2. Attracting: Mind your brand—with authenticity. It is important to understand candidates’ perception of your brand, knowing how much workers care about company values. Just as marketers use Net Promoter Scores (NPS) to continually monitor customer experience, more employers are monitoring their reputation among candidates and employees. Companies are now surveying NPS among candidates during the moments that matter. It is helpful to monitor brand reputation through platforms like Glassdoor or Indeed. These tools are also useful for tracking the reputations of your competitors.
It’s also an environment where it’s important to understand the impact of your position—or non-position—on social issues. Candidates are researching your brand and seeking to understand your views on climate change and on diversity, equity and inclusion in the workplace.
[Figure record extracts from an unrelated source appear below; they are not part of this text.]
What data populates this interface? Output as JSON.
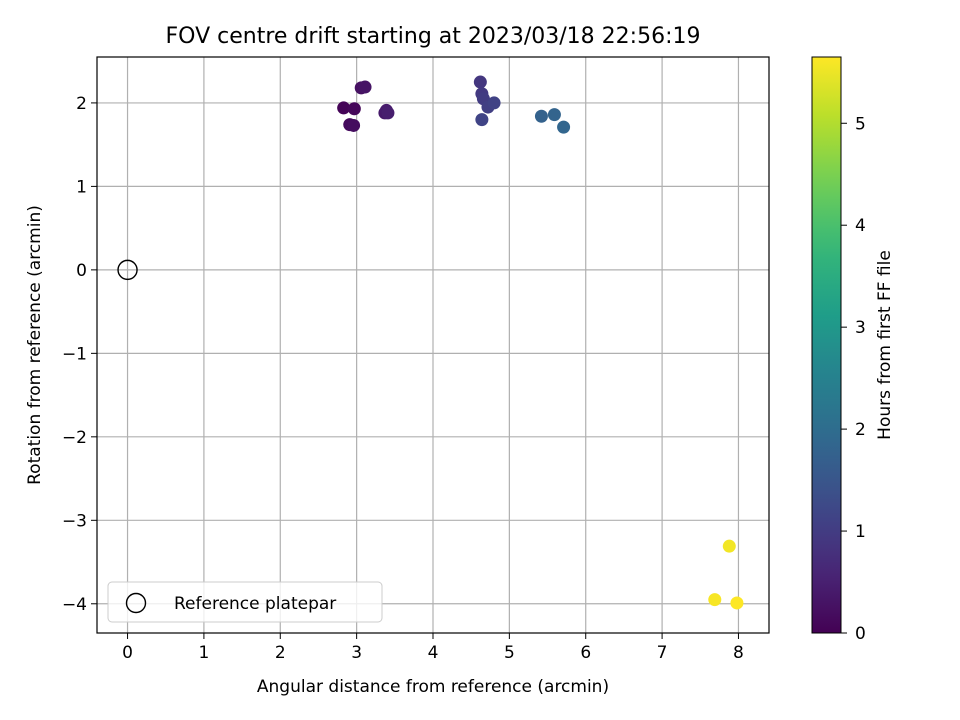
{
  "chart_data": {
    "type": "scatter",
    "title": "FOV centre drift starting at 2023/03/18 22:56:19",
    "xlabel": "Angular distance from reference (arcmin)",
    "ylabel": "Rotation from reference (arcmin)",
    "xlim": [
      -0.4,
      8.4
    ],
    "ylim": [
      -4.35,
      2.55
    ],
    "xticks": [
      0,
      1,
      2,
      3,
      4,
      5,
      6,
      7,
      8
    ],
    "yticks": [
      -4,
      -3,
      -2,
      -1,
      0,
      1,
      2
    ],
    "grid": true,
    "legend": {
      "position": "lower-left",
      "entries": [
        "Reference platepar"
      ]
    },
    "reference": {
      "x": 0,
      "y": 0,
      "label": "Reference platepar"
    },
    "colorbar": {
      "label": "Hours from first FF file",
      "min": 0,
      "max": 5.65,
      "ticks": [
        0,
        1,
        2,
        3,
        4,
        5
      ],
      "colormap": "viridis"
    },
    "points": [
      {
        "x": 2.83,
        "y": 1.94,
        "c": 0.05
      },
      {
        "x": 2.97,
        "y": 1.93,
        "c": 0.1
      },
      {
        "x": 2.91,
        "y": 1.74,
        "c": 0.15
      },
      {
        "x": 2.96,
        "y": 1.73,
        "c": 0.2
      },
      {
        "x": 3.06,
        "y": 2.18,
        "c": 0.25
      },
      {
        "x": 3.11,
        "y": 2.19,
        "c": 0.3
      },
      {
        "x": 3.37,
        "y": 1.88,
        "c": 0.38
      },
      {
        "x": 3.39,
        "y": 1.91,
        "c": 0.42
      },
      {
        "x": 3.41,
        "y": 1.88,
        "c": 0.46
      },
      {
        "x": 4.62,
        "y": 2.25,
        "c": 0.9
      },
      {
        "x": 4.64,
        "y": 2.11,
        "c": 0.95
      },
      {
        "x": 4.66,
        "y": 2.05,
        "c": 1.0
      },
      {
        "x": 4.72,
        "y": 1.95,
        "c": 1.05
      },
      {
        "x": 4.8,
        "y": 2.0,
        "c": 1.1
      },
      {
        "x": 4.64,
        "y": 1.8,
        "c": 1.15
      },
      {
        "x": 5.42,
        "y": 1.84,
        "c": 1.75
      },
      {
        "x": 5.59,
        "y": 1.86,
        "c": 1.8
      },
      {
        "x": 5.71,
        "y": 1.71,
        "c": 1.85
      },
      {
        "x": 7.88,
        "y": -3.31,
        "c": 5.55
      },
      {
        "x": 7.69,
        "y": -3.95,
        "c": 5.6
      },
      {
        "x": 7.98,
        "y": -3.99,
        "c": 5.65
      }
    ]
  }
}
To ensure the authenticity of the messages, leverage the voice of your current employees to share their thoughts on how your company approaches these issues and the benefits of your work environment.
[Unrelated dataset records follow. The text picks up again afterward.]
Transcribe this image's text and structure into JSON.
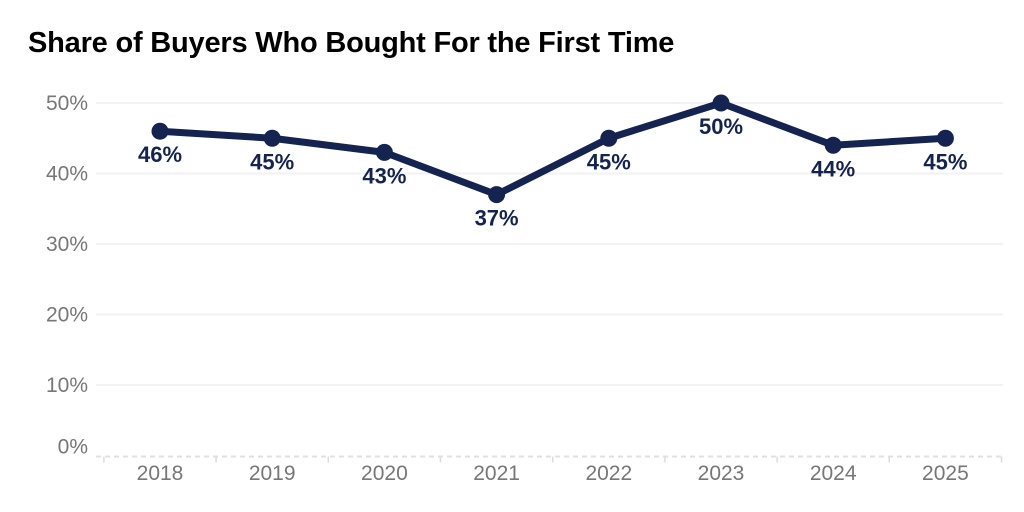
{
  "chart_data": {
    "type": "line",
    "title": "Share of Buyers Who Bought For the First Time",
    "categories": [
      "2018",
      "2019",
      "2020",
      "2021",
      "2022",
      "2023",
      "2024",
      "2025"
    ],
    "values": [
      46,
      45,
      43,
      37,
      45,
      50,
      44,
      45
    ],
    "data_labels": [
      "46%",
      "45%",
      "43%",
      "37%",
      "45%",
      "50%",
      "44%",
      "45%"
    ],
    "yticks": [
      0,
      10,
      20,
      30,
      40,
      50
    ],
    "ytick_labels": [
      "0%",
      "10%",
      "20%",
      "30%",
      "40%",
      "50%"
    ],
    "ylim": [
      0,
      50
    ],
    "xlabel": "",
    "ylabel": "",
    "legend": "none",
    "grid": "horizontal-gridlines, dashed zero baseline, small ticks at category boundaries",
    "colors": {
      "line": "#14234F",
      "point": "#14234F",
      "data_label": "#14234F",
      "axis_label": "#777777",
      "gridline": "#F2F2F2",
      "baseline": "#E0E0E0",
      "tick": "#DCDCDC",
      "title": "#000000",
      "background": "#FFFFFF"
    }
  }
}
3. Attracting: Address their experience through the entire pipeline. Most candidates never receive a reply when they submit a resume or application to a job. Some could have a great initial response from your HR team, then face unresponsive hiring managers through the interview process.
In this environment, consider the entire end-to-end experience. Ensure recruiters, hiring managers and onboarding teams are aligned to guarantee that candidates have a positive experience throughout the process. For consumer-facing companies, the applicant pool may also be the customer pool—it’s a business imperative to leave them with a positive experience, regardless of the ultimate job decision outcome. More than 40% of candidates who have a bad experience will no longer consider buying your products or services, according to The Talent Board.
4. Attracting: Compete on compensation—but not just money. In a tight market, competing on compensation is a must—but pay isn’t the only dimension. Look for other ways to appeal to what is important to your candidates, on fronts such as the values and culture of your company, the flexibility of work arrangements, and career growth opportunities.
5. Retaining: Re-recruit your employees regularly. It’s always more cost-effective to retain customers than to acquire new ones, and the same goes for employees. Think about how your company culture creates a place where employees feel they can thrive and where they feel supported to achieve what’s important to them personally and professionally.
With this “re-recruit” mindset, pay special attention to internal growth opportunities. It’s easy to tout internal mobility, but it is difficult to enact. It begins with your company’s culture and how leaders view mobility. Managers who promote growth and mobility become talent magnets for your organization.
Consider a final ingredient: Speed
Whatever tools you use to compete in the job market, think of how you can do it faster—maybe even exponentially faster. If you can’t compete on speed, give candidates a realistic estimate of the hiring timeline. Remember, half of the candidates you are currently engaged with are entertaining at least two other offers.
The labor market is likely to stay competitive for some time. Think of how you can differentiate from the competition to win the hearts and minds of both candidates and current employees.